= Travel cost analysis =

The travel cost method of economic valuation, travel cost analysis, or Clawson method is a revealed preference method of economic valuation used in cost–benefit analysis to calculate the value of something that cannot be obtained through market prices (i.e. national parks, beaches, ecosystems). The aim of the method is to calculate willingness to pay for a constant price facility. The technique was first suggested by the statistician Harold Hotelling in a 1947 letter to the director of the National Park Service of the United States for a method to measure the benefit of National Parks to the public. The method was further refined by Trice and Wood (1958) and Clawson (1959). The technique is one approach to the estimation of a shadow price.

==Methodology==
The general principle is that individual visitors spend varying amounts of time and money to access a particular resource. The further away an individual from the resource, the more time and money they spend and the less frequent is the visit. Individual closer to the resource tend to visit more often and spend less. By fitting the distribution of individuals within this spectrum an average of the transport and opportunity costs of the time spent travelling to a recreational site is used to determine the value of the site. Various approaches may be used in the actual collection of data and the estimation.

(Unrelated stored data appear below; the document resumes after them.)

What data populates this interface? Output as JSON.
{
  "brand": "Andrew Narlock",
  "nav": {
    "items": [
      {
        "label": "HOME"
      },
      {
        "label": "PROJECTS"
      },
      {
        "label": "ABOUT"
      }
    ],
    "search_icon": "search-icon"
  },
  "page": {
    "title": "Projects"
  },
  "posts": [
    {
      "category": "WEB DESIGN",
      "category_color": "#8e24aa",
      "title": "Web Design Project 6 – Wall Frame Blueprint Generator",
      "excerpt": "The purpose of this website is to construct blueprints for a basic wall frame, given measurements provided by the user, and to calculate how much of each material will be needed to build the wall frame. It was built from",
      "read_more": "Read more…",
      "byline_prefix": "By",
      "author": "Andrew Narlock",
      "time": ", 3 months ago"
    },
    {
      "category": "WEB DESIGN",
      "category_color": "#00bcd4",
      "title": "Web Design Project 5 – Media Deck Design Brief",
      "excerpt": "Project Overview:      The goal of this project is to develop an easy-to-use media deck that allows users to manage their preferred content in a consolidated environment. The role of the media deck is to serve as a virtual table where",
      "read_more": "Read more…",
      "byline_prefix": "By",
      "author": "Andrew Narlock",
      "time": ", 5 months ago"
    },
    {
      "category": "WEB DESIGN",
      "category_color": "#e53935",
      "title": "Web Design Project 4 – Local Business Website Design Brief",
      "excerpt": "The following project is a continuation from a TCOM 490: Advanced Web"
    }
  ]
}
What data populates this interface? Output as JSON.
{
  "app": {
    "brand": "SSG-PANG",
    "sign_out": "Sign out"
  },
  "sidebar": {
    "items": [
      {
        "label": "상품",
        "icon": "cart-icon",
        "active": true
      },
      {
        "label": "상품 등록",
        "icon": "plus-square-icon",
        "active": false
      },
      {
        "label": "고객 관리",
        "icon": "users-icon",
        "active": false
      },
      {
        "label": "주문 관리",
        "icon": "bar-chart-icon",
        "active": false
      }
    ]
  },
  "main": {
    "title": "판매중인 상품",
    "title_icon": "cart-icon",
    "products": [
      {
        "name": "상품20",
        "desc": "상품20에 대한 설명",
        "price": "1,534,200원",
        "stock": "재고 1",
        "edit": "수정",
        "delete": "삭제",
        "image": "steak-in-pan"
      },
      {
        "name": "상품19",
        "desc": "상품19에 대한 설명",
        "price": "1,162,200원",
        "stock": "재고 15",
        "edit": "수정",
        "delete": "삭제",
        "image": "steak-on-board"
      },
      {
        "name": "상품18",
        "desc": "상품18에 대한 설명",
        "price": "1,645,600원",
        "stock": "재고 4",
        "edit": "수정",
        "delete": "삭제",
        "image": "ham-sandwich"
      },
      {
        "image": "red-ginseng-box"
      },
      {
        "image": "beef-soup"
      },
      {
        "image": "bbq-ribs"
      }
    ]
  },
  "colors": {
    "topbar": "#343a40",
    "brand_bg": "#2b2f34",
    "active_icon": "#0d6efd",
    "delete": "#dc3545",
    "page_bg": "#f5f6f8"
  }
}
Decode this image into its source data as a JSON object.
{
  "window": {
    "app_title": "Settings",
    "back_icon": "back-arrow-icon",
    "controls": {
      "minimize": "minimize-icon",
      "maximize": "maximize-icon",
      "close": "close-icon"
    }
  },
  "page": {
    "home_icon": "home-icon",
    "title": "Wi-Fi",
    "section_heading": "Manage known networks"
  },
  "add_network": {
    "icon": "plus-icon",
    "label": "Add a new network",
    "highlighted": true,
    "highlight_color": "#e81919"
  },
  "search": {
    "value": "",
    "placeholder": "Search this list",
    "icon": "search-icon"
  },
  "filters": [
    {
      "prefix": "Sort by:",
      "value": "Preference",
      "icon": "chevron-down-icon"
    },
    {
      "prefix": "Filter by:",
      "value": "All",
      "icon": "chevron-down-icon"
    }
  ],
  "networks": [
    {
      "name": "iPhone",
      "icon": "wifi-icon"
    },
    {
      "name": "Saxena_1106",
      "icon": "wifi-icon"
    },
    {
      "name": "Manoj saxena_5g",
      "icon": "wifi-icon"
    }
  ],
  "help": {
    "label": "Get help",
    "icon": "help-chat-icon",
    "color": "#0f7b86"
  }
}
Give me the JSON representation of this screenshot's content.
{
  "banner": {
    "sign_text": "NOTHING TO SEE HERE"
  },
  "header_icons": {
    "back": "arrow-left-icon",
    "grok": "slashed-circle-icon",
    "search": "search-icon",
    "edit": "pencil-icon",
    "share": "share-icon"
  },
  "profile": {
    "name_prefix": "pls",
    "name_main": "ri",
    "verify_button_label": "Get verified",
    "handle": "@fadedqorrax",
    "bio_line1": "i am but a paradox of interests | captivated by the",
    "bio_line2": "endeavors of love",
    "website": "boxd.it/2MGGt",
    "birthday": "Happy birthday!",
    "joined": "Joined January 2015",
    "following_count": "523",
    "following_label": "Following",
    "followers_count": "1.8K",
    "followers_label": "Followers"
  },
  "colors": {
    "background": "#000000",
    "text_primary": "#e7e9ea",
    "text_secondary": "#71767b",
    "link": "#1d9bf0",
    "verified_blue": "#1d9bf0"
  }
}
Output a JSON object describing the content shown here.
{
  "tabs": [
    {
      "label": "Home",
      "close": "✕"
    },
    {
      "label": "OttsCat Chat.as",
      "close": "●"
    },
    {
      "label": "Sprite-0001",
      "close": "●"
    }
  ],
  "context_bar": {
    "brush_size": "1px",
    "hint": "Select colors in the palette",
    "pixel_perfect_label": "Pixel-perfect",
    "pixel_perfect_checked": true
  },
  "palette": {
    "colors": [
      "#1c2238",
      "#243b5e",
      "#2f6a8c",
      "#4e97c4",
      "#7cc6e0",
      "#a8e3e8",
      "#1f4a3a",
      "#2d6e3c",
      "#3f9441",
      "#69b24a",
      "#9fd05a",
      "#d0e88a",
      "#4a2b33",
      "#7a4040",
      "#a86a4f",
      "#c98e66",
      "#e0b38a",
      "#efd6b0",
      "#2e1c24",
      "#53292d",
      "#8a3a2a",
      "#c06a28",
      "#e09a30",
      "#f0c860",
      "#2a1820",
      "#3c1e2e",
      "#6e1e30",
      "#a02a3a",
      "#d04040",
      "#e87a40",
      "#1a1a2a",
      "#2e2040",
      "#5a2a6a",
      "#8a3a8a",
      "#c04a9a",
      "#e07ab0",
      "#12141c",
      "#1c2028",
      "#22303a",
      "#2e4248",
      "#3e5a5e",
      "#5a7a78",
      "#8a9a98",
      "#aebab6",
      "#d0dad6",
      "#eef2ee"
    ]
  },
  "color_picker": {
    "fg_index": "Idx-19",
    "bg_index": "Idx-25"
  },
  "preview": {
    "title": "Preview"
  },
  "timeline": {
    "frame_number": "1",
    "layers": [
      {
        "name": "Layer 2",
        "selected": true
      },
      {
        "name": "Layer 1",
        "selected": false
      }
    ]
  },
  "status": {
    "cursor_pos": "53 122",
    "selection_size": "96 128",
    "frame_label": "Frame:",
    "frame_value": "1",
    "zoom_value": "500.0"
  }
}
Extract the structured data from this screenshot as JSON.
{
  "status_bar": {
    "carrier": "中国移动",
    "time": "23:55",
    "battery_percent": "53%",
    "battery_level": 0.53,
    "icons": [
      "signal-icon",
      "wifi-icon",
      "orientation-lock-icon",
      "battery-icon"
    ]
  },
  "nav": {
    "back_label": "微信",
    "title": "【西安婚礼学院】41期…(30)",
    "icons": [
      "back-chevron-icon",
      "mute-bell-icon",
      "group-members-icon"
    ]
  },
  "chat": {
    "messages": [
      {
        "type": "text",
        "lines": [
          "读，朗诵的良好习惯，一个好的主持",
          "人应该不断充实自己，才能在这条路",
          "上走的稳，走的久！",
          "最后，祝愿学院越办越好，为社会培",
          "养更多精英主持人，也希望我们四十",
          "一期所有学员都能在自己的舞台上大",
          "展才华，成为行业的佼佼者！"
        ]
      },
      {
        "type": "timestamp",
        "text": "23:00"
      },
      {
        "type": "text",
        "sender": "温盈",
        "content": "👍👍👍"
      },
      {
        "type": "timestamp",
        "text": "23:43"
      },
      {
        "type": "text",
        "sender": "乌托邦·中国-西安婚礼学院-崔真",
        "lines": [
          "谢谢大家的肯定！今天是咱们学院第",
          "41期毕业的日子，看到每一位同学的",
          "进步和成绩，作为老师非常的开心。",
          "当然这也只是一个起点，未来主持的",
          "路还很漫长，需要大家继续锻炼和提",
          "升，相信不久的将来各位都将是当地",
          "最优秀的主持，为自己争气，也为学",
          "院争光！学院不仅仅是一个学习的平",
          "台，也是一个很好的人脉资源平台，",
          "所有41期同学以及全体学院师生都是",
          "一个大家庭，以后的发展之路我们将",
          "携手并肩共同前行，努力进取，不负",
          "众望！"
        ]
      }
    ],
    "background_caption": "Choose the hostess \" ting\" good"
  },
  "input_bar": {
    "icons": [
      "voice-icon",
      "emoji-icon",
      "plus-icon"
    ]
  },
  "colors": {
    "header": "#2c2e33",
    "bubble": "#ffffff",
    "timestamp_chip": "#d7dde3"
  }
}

The travel cost method of economic valuation is a revealed preference method because it looks at actual human behavior to try to define the value people place on something.

- A sample of visitors to the facility are selected
- These visitors are split into "zones" depending on their distance travelled to the facility.
- The average distance to the facility and the average travel cost to the facility from each zone are calculated.
- The visit rate from each zone is calculated.

(i.e.) Visit rate: The number of visitors from a given zone/The population of that zone

- The visit rate is regressed against travel cost in order to create a visit rate curve.

Visit rate from given zone = f(cost from given zone)

VR=a+b.C

- This curve can then be used to obtain estimates of visit rates given differing levels of total costs.
- This enables estimates of numbers of visitors from each zone to be made given differing level of facility price.
- The sum of the number of visitors from each zone can be plotted/regressed against these differing levels of facility price in order to create a demand curve for the facility.
- The area under this demand curve is the willingness to pay for the facility which can be used as a valuation for CBA purposes.